De stand van zaken: Heerlen Nu
Gaat de zon ook in Heerlen weer schijnen, zoals PVV-leider Geert Wilders beweerde, bij het aantreden van het kabinet Schoof? In sommige plekken van de stad lijkt dat al lang het geval. De terrassen rond het Pancratiusplein zijn doorgaans goed bezet. In het centrum en in Heerlen-Zuid worden uitbundige feesten gevierd zoals het stadscarnaval, Park City Life en Cultura Nova. De gebouwde omgeving is er de laatste jaren verrijkt met het Maankwartier, een opgeknapt Nederlands Mijnmuseum, de heringerichte Promenade en het nieuwe stadskantoor. Daarnaast zijn er in het centrum grootse plannen met de bouw van een nieuw Romeins museum, een verbouwing en aanvulling van het Royal-theater en de realisatie van een zwembadkerk aan de Laanderstraat. Bovendien is er nog geld om tegenvallers, zoals de onmiddellijk te vervangen beplating van het raadhuis, te betalen.
Daar staat tegenover dat Heerlen slecht scoort als het gaat om de gezondheid van zijn inwoners, het aantal mensen dat van een uitkering afhankelijk is, de criminaliteit en politiecapaciteit, laaggeletterdheid, energiezuinige woningen, verkiezingsopkomst en meedoen aan de samenleving in zijn algemeen. Bij de laatste verkiezingen voor de Tweede Kamer ging een derde van de stemmen naar de partij die mensen die vluchten voor oorlog, geweld en discriminatie het land niet langer wil binnenlaten. Een opvallende keuze van mensen in een stad die ontstaan is door de komst van gelukszoekers uit Nederland, maar vooral ook uit Europa, Noord-Afrika en het Nabije Oosten. Ondanks dat de SP er al ruim twintig jaar de scepter zwaait is de onderlinge solidariteit binnen en tussen de minderbedeelde groepen (lagere klassen zo u wilt) in de Heerlense samenleving blijkbaar ver te zoeken.

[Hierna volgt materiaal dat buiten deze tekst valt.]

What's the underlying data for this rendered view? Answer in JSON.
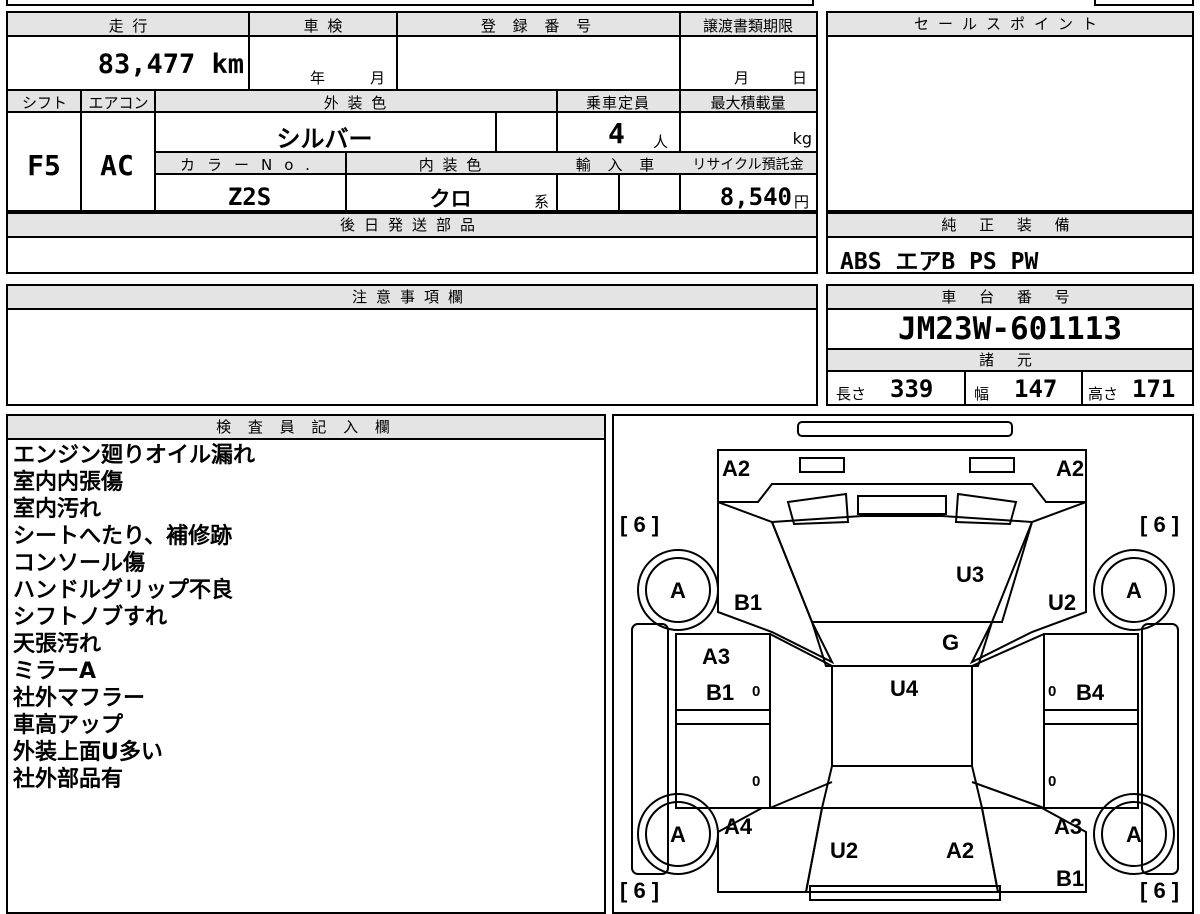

Uit onderzoek blijkt dat het doorgaans ‘zonnig’ is in Heerlen Centrum en Heerlen Zuid (met uitzondering van het Eikenderveld en de Molenberg), maar dat boven Heerlen Noord zware onweerswolken blijven hangen. Daar leven mensen gemiddeld 7 jaar korter en de laatste 10-15 jaar van hun leven in slechtere gezondheid dan de stadsgenoten aan de andere kant van de spoorlijn. In het noordelijk deel van de gemeente is veel meer sprake van armoede en laaggeletterdheid. Daar staan de meeste slecht geïsoleerde woningen, is er meer overlast van verwarde en verslaafde personen. Veel mensen in Heerlen-Noord hebben het idee dat zij er niet toe doen, dat ze in de steek gelaten zijn. Ze vechten op hun manier voor een beter bestaan en zijn meer vatbaar voor ‘rattenvangers’ met beloftes over eenvoudige, maar onwerkbare oplossingen.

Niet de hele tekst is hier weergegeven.